帝京高校は試合数が練習試合含めて多い高校だったこともあって、試合経験をたくさん積めたんです。試合がやっぱり1番自信になるというか、些細なプレーでもそれが自信になる。そのおかげで成長に繋がりました。
プロ入りも運が味方しました?
大学1年生の時、教育実習に行ってた選手の替わりに試合に出たんです。もともと僕はボランチなんですけど、ポジションを埋めるために初めて左サイドバックで。その試合を偶然ヴァンフォーレのスカウトの方が見にきていて、目に止めてくださった。当時、サイドバックはその選手が帰ってきたら終わりかなと思ってたんですけどね。
そこでサイドバックの三浦選手が誕生したんですね。もちろん運だけではないと思いますが、たしかに三浦選手からは運が集まりそうなポジティブな空気を感じます。
どうでしょう。「ネガティブになりにくい」はあるかもしんないですね。例えばケガをした時も、ケガはケガなんで仕方ないな、と。
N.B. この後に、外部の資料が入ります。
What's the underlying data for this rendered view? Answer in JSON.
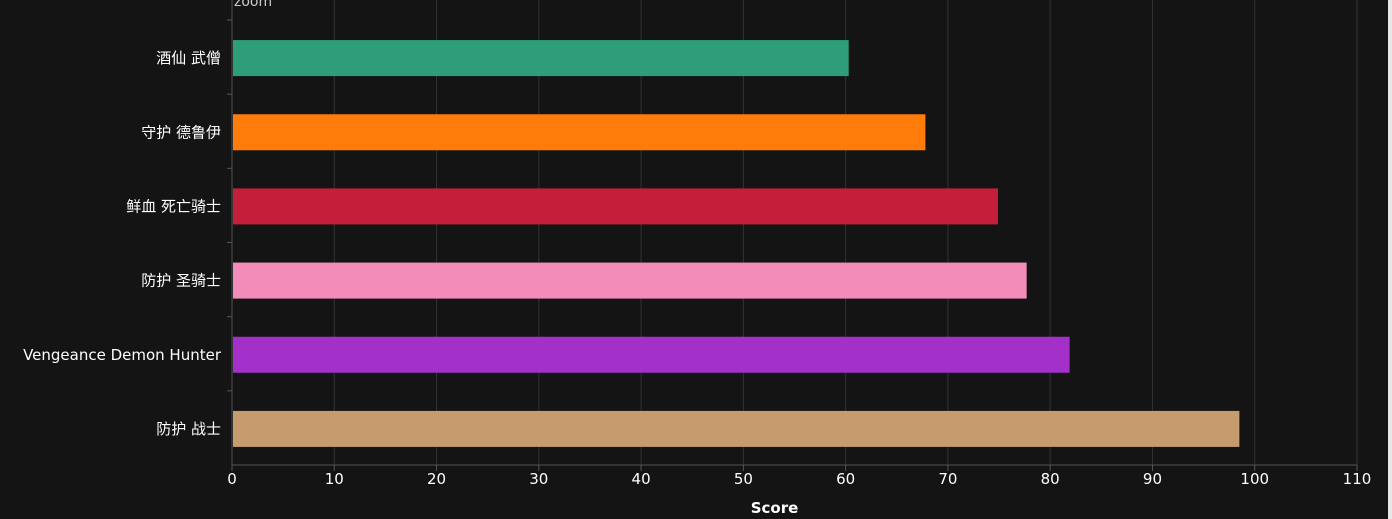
{
  "zoom_label": "zoom",
  "colors": {
    "background": "#141414",
    "grid": "#333333",
    "axis": "#555555"
  },
  "chart_data": {
    "type": "bar",
    "orientation": "horizontal",
    "categories": [
      "酒仙 武僧",
      "守护 德鲁伊",
      "鲜血 死亡骑士",
      "防护 圣骑士",
      "Vengeance Demon Hunter",
      "防护 战士"
    ],
    "values": [
      60.3,
      67.8,
      74.9,
      77.7,
      81.9,
      98.5
    ],
    "bar_colors": [
      "#2e9e7a",
      "#ff7c0a",
      "#c41e3a",
      "#f48cba",
      "#a330c9",
      "#c69b6d"
    ],
    "xlabel": "Score",
    "ylabel": "",
    "xlim": [
      0,
      110
    ],
    "xticks": [
      0,
      10,
      20,
      30,
      40,
      50,
      60,
      70,
      80,
      90,
      100,
      110
    ],
    "grid": true
  }
}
遅かれ早かれ選手はケガをするものなので、シーズンの早い時期でまだよかったな、という考え方はします。でも、「よし!このケガをきっかけにレベルアップして帰ってこよう!!」みたいな感じではないので、悲観的にはならないけど、ポジティブかどうかは微妙なところです。
状況を受け入れていくタイプなんですね。
そうかもしれないです(笑)。
今季のリーグ戦は残り少ないですが、ACLもあってまだまだ試合が続きます。
はい。試合数も増えて大変だと思いますけど、サポーターのみなさんと一緒に戦って1つでもいい結果を掴めるように頑張りますので、応援よろしくお願いします!
プロフィール

【三浦颯太】2000年9月7日生まれ 東京都昭島市出身 クラブ公式プロフィール
FC東京の育成組織から帝京高校に進みチームの中心選手として活躍。日本体育大学でサイドバックにコンバートされるとJクラブから注目を集め、大学生ながら特別指定選手としてヴァンフォーレ甲府でJ2リーグ5試合に出場。2023年プロ入りすると1年目から存在感を示し、2024年元日に開催されたタイ代表戦でA代表に初選出された。今季からフロンターレに新加入。貴重な左利きの左SBとしてチームに大きく貢献している。
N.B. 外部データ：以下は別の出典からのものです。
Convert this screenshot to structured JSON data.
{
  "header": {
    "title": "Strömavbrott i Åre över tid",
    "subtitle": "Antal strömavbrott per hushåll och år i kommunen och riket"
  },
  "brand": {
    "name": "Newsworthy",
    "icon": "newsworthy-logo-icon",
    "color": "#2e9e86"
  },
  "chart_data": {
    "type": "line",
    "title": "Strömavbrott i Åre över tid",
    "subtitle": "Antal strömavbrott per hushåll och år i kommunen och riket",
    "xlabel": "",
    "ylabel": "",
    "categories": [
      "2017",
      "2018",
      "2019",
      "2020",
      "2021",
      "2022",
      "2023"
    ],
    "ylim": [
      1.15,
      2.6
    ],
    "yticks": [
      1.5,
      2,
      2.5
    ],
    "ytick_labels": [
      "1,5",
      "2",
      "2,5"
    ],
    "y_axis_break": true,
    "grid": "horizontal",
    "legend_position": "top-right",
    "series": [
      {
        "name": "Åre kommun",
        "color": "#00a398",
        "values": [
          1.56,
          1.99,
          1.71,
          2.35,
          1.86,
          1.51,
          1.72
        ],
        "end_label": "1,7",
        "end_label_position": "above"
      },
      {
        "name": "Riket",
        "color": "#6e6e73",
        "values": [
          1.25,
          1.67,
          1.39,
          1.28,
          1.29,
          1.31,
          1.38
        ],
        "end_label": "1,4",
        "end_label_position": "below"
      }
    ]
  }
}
フリーアナウンサー 高木聖佳’s eye フリーアナウンサー 高木聖佳’s eye

チームメイトのみなさんが「大学生みたい」と教えてくださったので、軽いノリでお話されるタイプだと思い込んでいたのですが、とても思慮深く言葉を選んで答えてくださる方でした。伺うと、趣味は「神社巡り」。神社に行って、その空気のなかでぼーっとする時間が大好きなんだそうです。その風景が似合う雰囲気を持っていらっしゃるな、と感じました。もちろん同年代の選手とのなかでは違う顔もあるかもしれませんが(笑)。
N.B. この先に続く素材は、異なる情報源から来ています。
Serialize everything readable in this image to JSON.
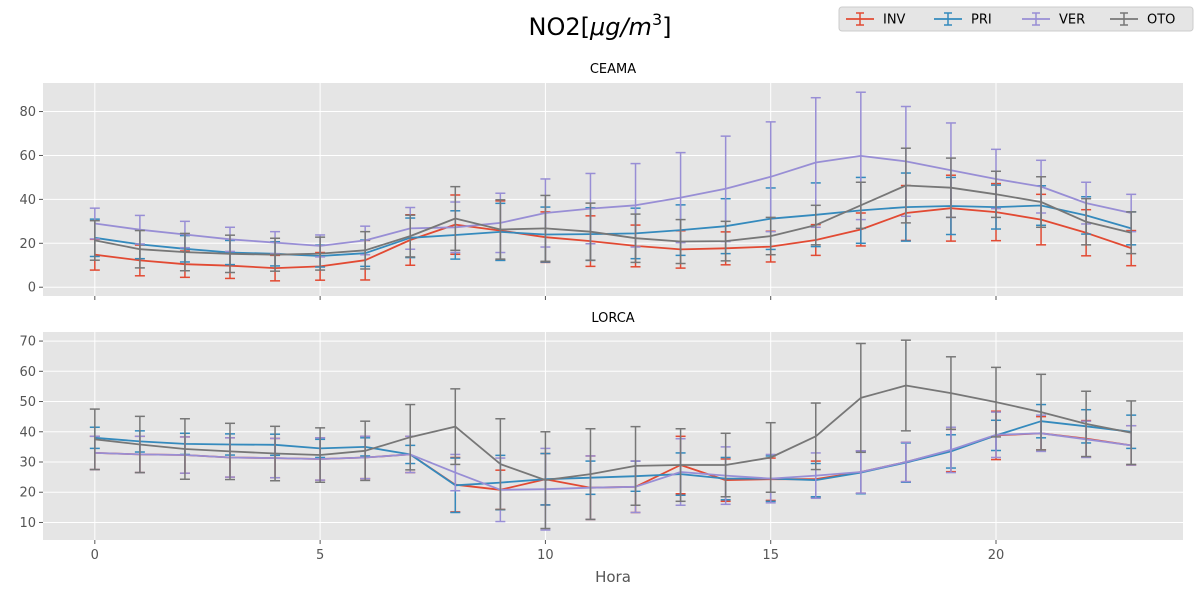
{
  "figure": {
    "title_plain": "NO2[",
    "title_math": "μg/m",
    "title_sup": "3",
    "title_close": "]",
    "xlabel": "Hora"
  },
  "colors": {
    "INV": "#E24A33",
    "PRI": "#348ABD",
    "VER": "#988ED5",
    "OTO": "#777777",
    "panel_bg": "#E5E5E5",
    "grid": "#ffffff"
  },
  "legend": {
    "placement": "top-right",
    "entries": [
      "INV",
      "PRI",
      "VER",
      "OTO"
    ]
  },
  "chart_data": [
    {
      "type": "line",
      "title": "CEAMA",
      "xlabel": "",
      "ylabel": "",
      "xlim": [
        -1.15,
        24.15
      ],
      "ylim": [
        -4,
        93
      ],
      "xticks": [
        0,
        5,
        10,
        15,
        20
      ],
      "yticks": [
        0,
        20,
        40,
        60,
        80
      ],
      "grid": true,
      "error_bars": true,
      "x": [
        0,
        1,
        2,
        3,
        4,
        5,
        6,
        7,
        8,
        9,
        10,
        11,
        12,
        13,
        14,
        15,
        16,
        17,
        18,
        19,
        20,
        21,
        22,
        23
      ],
      "series": [
        {
          "name": "INV",
          "values": [
            14.8,
            12.2,
            10.5,
            9.8,
            8.7,
            9.5,
            12.3,
            21.5,
            28.5,
            25.8,
            22.8,
            21.0,
            18.8,
            17.2,
            17.7,
            18.5,
            21.5,
            26.3,
            33.8,
            36.0,
            34.2,
            30.8,
            24.8,
            17.8
          ],
          "err": [
            7.0,
            7.0,
            6.0,
            5.8,
            5.8,
            6.3,
            9.0,
            11.5,
            13.5,
            13.5,
            11.5,
            11.5,
            9.5,
            8.5,
            7.5,
            7.0,
            7.0,
            7.5,
            12.5,
            15.0,
            13.0,
            11.5,
            10.5,
            8.0
          ]
        },
        {
          "name": "PRI",
          "values": [
            22.5,
            19.5,
            17.5,
            15.8,
            15.2,
            14.2,
            15.5,
            22.5,
            23.8,
            25.2,
            24.0,
            24.2,
            24.5,
            26.0,
            27.8,
            31.2,
            33.0,
            35.0,
            36.5,
            37.0,
            36.5,
            37.2,
            32.7,
            26.8
          ],
          "err": [
            8.5,
            6.5,
            6.0,
            5.5,
            5.5,
            5.0,
            6.0,
            9.0,
            11.0,
            13.0,
            12.5,
            12.0,
            11.5,
            11.5,
            12.5,
            14.0,
            14.5,
            15.0,
            15.5,
            13.0,
            10.0,
            9.0,
            8.5,
            7.5
          ]
        },
        {
          "name": "VER",
          "values": [
            29.0,
            26.2,
            24.0,
            21.8,
            20.3,
            18.8,
            21.3,
            26.8,
            27.3,
            29.3,
            33.8,
            35.8,
            37.3,
            40.8,
            44.8,
            50.3,
            56.8,
            59.8,
            57.3,
            53.3,
            49.3,
            45.8,
            38.3,
            33.8
          ],
          "err": [
            7.0,
            6.5,
            6.0,
            5.5,
            5.0,
            5.0,
            6.5,
            9.5,
            11.5,
            13.5,
            15.5,
            16.0,
            19.0,
            20.5,
            24.0,
            25.0,
            29.5,
            29.0,
            25.0,
            21.5,
            13.5,
            12.0,
            9.5,
            8.5
          ]
        },
        {
          "name": "OTO",
          "values": [
            21.3,
            17.3,
            16.0,
            15.2,
            14.8,
            15.3,
            16.8,
            23.3,
            31.3,
            26.3,
            26.8,
            25.3,
            22.3,
            20.8,
            21.0,
            23.3,
            28.3,
            37.3,
            46.3,
            45.3,
            42.3,
            38.8,
            29.8,
            24.8
          ],
          "err": [
            9.0,
            8.5,
            8.5,
            8.5,
            7.5,
            7.5,
            8.5,
            9.5,
            14.5,
            13.5,
            15.0,
            13.0,
            11.0,
            10.0,
            9.0,
            8.5,
            9.0,
            10.5,
            17.0,
            13.5,
            10.5,
            11.5,
            10.5,
            9.5
          ]
        }
      ]
    },
    {
      "type": "line",
      "title": "LORCA",
      "xlabel": "Hora",
      "ylabel": "",
      "xlim": [
        -1.15,
        24.15
      ],
      "ylim": [
        4.2,
        73
      ],
      "xticks": [
        0,
        5,
        10,
        15,
        20
      ],
      "yticks": [
        10,
        20,
        30,
        40,
        50,
        60,
        70
      ],
      "grid": true,
      "error_bars": true,
      "x": [
        0,
        1,
        2,
        3,
        4,
        5,
        6,
        7,
        8,
        9,
        10,
        11,
        12,
        13,
        14,
        15,
        16,
        17,
        18,
        19,
        20,
        21,
        22,
        23
      ],
      "series": [
        {
          "name": "INV",
          "values": [
            33.0,
            32.5,
            32.3,
            31.5,
            31.3,
            31.0,
            31.5,
            32.5,
            22.5,
            20.8,
            24.3,
            21.5,
            21.8,
            29.0,
            24.0,
            24.3,
            24.3,
            26.7,
            30.0,
            33.8,
            38.8,
            39.5,
            37.7,
            35.5
          ],
          "err": [
            5.5,
            6.0,
            6.0,
            6.5,
            6.5,
            7.0,
            7.0,
            6.0,
            9.0,
            6.5,
            8.5,
            10.5,
            8.5,
            9.5,
            7.0,
            7.0,
            6.0,
            7.0,
            6.5,
            7.0,
            8.0,
            5.5,
            6.0,
            6.5
          ]
        },
        {
          "name": "PRI",
          "values": [
            38.0,
            36.8,
            36.0,
            35.8,
            35.7,
            34.5,
            35.0,
            32.5,
            22.3,
            23.2,
            24.3,
            24.8,
            25.3,
            26.0,
            24.5,
            24.5,
            24.0,
            26.5,
            29.8,
            33.5,
            38.8,
            43.5,
            41.8,
            40.0
          ],
          "err": [
            3.5,
            3.5,
            3.5,
            3.5,
            3.5,
            3.0,
            3.0,
            3.0,
            9.0,
            9.0,
            8.5,
            5.5,
            5.0,
            7.0,
            7.0,
            7.5,
            5.5,
            7.0,
            6.5,
            5.5,
            5.0,
            5.5,
            5.5,
            5.5
          ]
        },
        {
          "name": "VER",
          "values": [
            33.0,
            32.5,
            32.3,
            31.5,
            31.3,
            31.0,
            31.5,
            32.5,
            26.5,
            20.8,
            21.0,
            21.5,
            21.8,
            26.7,
            25.5,
            24.5,
            25.5,
            26.7,
            30.0,
            34.0,
            39.0,
            39.5,
            37.5,
            35.5
          ],
          "err": [
            5.5,
            6.0,
            6.0,
            6.5,
            6.5,
            7.0,
            7.0,
            6.0,
            6.0,
            10.5,
            13.5,
            10.5,
            8.5,
            11.0,
            9.5,
            8.0,
            7.5,
            7.0,
            6.5,
            7.5,
            7.5,
            6.0,
            6.0,
            6.5
          ]
        },
        {
          "name": "OTO",
          "values": [
            37.5,
            35.8,
            34.3,
            33.5,
            32.8,
            32.3,
            33.7,
            38.2,
            41.7,
            29.3,
            24.0,
            26.0,
            28.7,
            29.0,
            29.0,
            31.5,
            38.5,
            51.2,
            55.3,
            52.8,
            49.8,
            46.5,
            42.6,
            39.7
          ],
          "err": [
            10.0,
            9.3,
            10.0,
            9.3,
            9.0,
            9.0,
            9.8,
            10.8,
            12.5,
            15.0,
            16.0,
            15.0,
            13.0,
            12.0,
            10.5,
            11.5,
            11.0,
            18.0,
            15.0,
            12.0,
            11.5,
            12.5,
            10.8,
            10.5
          ]
        }
      ]
    }
  ]
}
そしてお話のなかでもありましたが、今年の元日に行われた代表戦にサプライズで招集された三浦選手。J2からの代表招集ということで、ほとんど知っている選手がおらず不安ななか、合宿中は谷口彰悟選手や田中碧選手といった元フロンターレメンバーが「フロンターレに移籍するんだよね?」と話しかけてくれ、一緒に食事をしたりなにかと気にかけてくれたそうです。そのお話になんだかほっこりしました。